Three years of experience with security engineering and architecture

Experience developing and documenting information security and service continuity policies and procedures

Knowledge of TEA and House and Senate Bill cybersecurity requirements

Knowledge of Cybersecurity best practices

Strong working knowledge and experience within the cybersecurity domain, including cyber defense, threat and vulnerability management, advanced security analytics, data security, identity management, security operations, and managed security services

Experience in network security (VPN, SIEM, URL Filtering, and web content filtering)

Experience with the secure deployment of workloads into public cloud services (AWS, Azure, Google)

Implementation of TLE, CIS, and NIST security frameworks, including creating and managing policies and rulesets

Special Knowledge and Skills Strong working knowledge of network firewalls and web application firewalls

Knowledge of cybersecurity and security technology, including firewall, endpoint protection, backup, archiving, and reporting tools

Expertise in developing solutions based on threat assessments

Proven analytical, problem-solving, and troubleshooting skills

Ability to fully manage a security project independently and develop solution proposals

Extensive Microsoft and Linux operating system knowledge

Knowledge of routing protocols (OSPF, BGP, IGRP/EIGRP)

Excellent organizational, communication, and interpersonal skills

Outstanding team player, able to operate efficiently in cross-functional and cross-departmental roles

Strong written and verbal communication skills and the ability to build and maintain effective working relationships with those encountered in the course of employment

Preferred Qualifications Bachelor's Degree from an accredited college/university in the field of Computer Science, Telecommunications, or Management

Experience with Computer Forensics, investigating and analyzing how and why a breach or other compromise occurred

Experience with Information Security Risk Management processes and methodologies

GIAC, CISM, and/or CISSP certifications

Major Responsibilities : Maintain necessary documentation to support security strategy by outlining the requirements and benefits of specific security tools and/or solutions.

Maintain and update security documentation, including diagrams, security standards, and disaster recovery manuals.

Provide expertise, guidance, recommendations, and documented security configurations for implementing security tools and processes.

Supervise and evaluate internal and external cybersecurity programs, including the guidance of staff in other departments to meet cybersecurity requirements.

Use penetration and vulnerability analysis of various products and applications, and provide professionally written reports, including deep technical analysis and high-level non-technical overview.

Monitor system log information for evidence of compromise; respond to and report security incidents.

Develop and implement cybersecurity processes and procedures to ensure cybersecurity threats are mitigated.

Develop and report on information security metrics and key security, risk, and compliance indicators.

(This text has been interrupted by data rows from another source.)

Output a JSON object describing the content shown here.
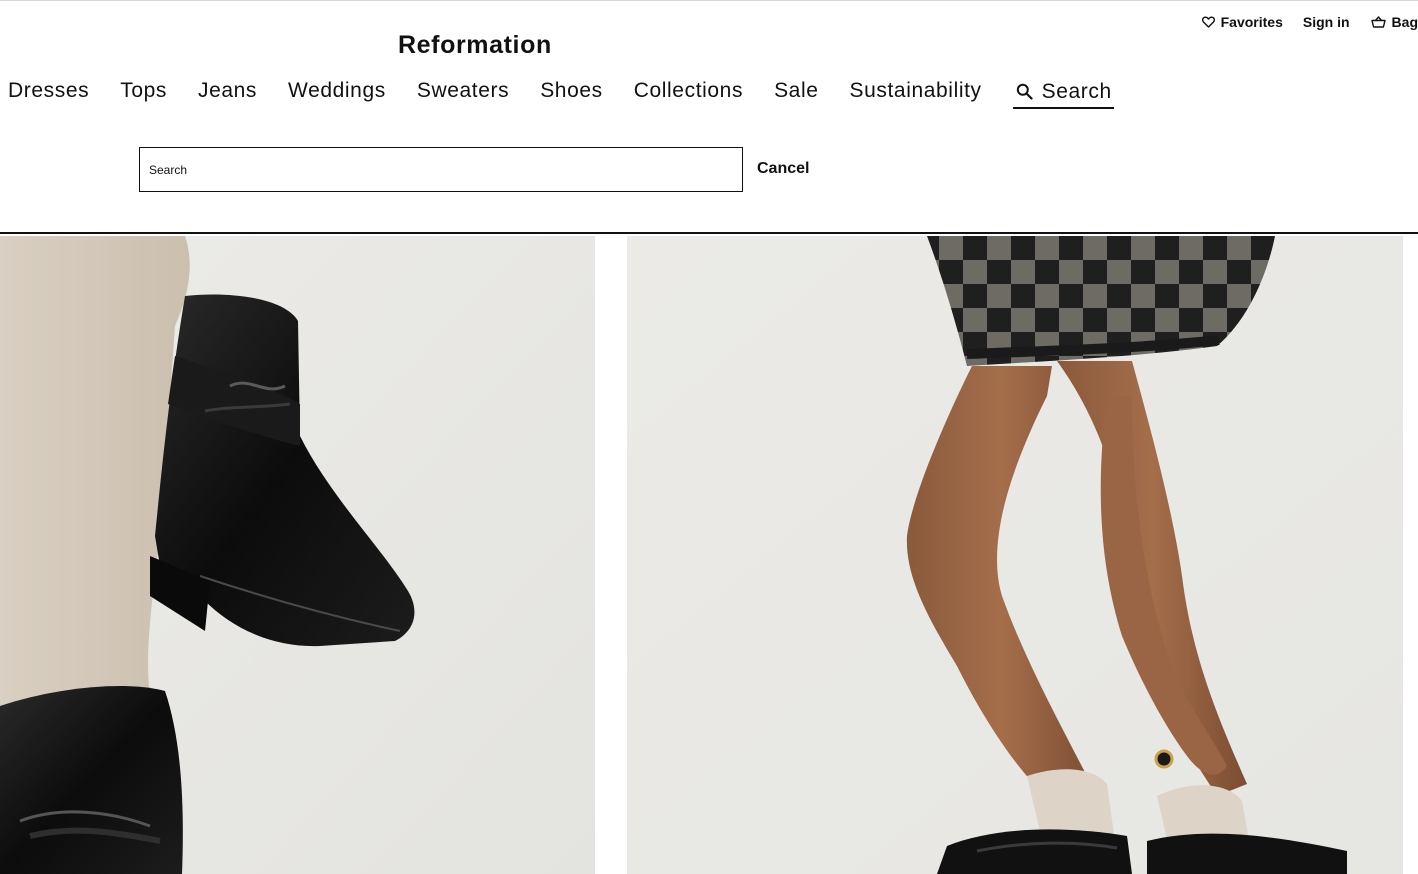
{
  "utility": {
    "favorites_label": "Favorites",
    "signin_label": "Sign in",
    "bag_label": "Bag",
    "favorites_icon": "heart-icon",
    "bag_icon": "basket-icon"
  },
  "brand": {
    "logo_text": "Reformation"
  },
  "nav": {
    "items": [
      {
        "label": "Dresses"
      },
      {
        "label": "Tops"
      },
      {
        "label": "Jeans"
      },
      {
        "label": "Weddings"
      },
      {
        "label": "Sweaters"
      },
      {
        "label": "Shoes"
      },
      {
        "label": "Collections"
      },
      {
        "label": "Sale"
      },
      {
        "label": "Sustainability"
      }
    ],
    "search_label": "Search",
    "search_icon": "magnifier-icon"
  },
  "search": {
    "placeholder": "Search",
    "value": "",
    "cancel_label": "Cancel"
  },
  "colors": {
    "text": "#111111",
    "background": "#ffffff",
    "photo_backdrop": "#efefec"
  },
  "images": [
    {
      "subject": "black penny loafer with beige sock, close-up"
    },
    {
      "subject": "model legs wearing checked shorts, beige socks and black loafers"
    }
  ]
}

Serve as the Subject Matter Expert (SME) for security-related issues and initiatives and lead the Exchange Cybersecurity Taskforce.

Administer ongoing information security education and awareness programs.

Develop and provide cybersecurity and related training.

Participate in and actively collaborate with key internal and external stakeholders, industry groups and law enforcement to understand threats and leading practices.

Provide documentation and reporting as specified by any applicable state grant that funds this position.

Other duties as assigned.

Supervision/Personnel Management:

None

Physical Demands/Environmental Factors/ Mental Demands:

Frequent use of standard office equipment; prolonged sitting; occasional bending/stooping, pushing/pulling, and twisting; repetitive hand motions (keyboarding and use of a mouse); occasional lifting and carrying (up to 15 pounds); may work prolonged and irregular hours; work with frequent interruptions; maintain emotional control under pressure.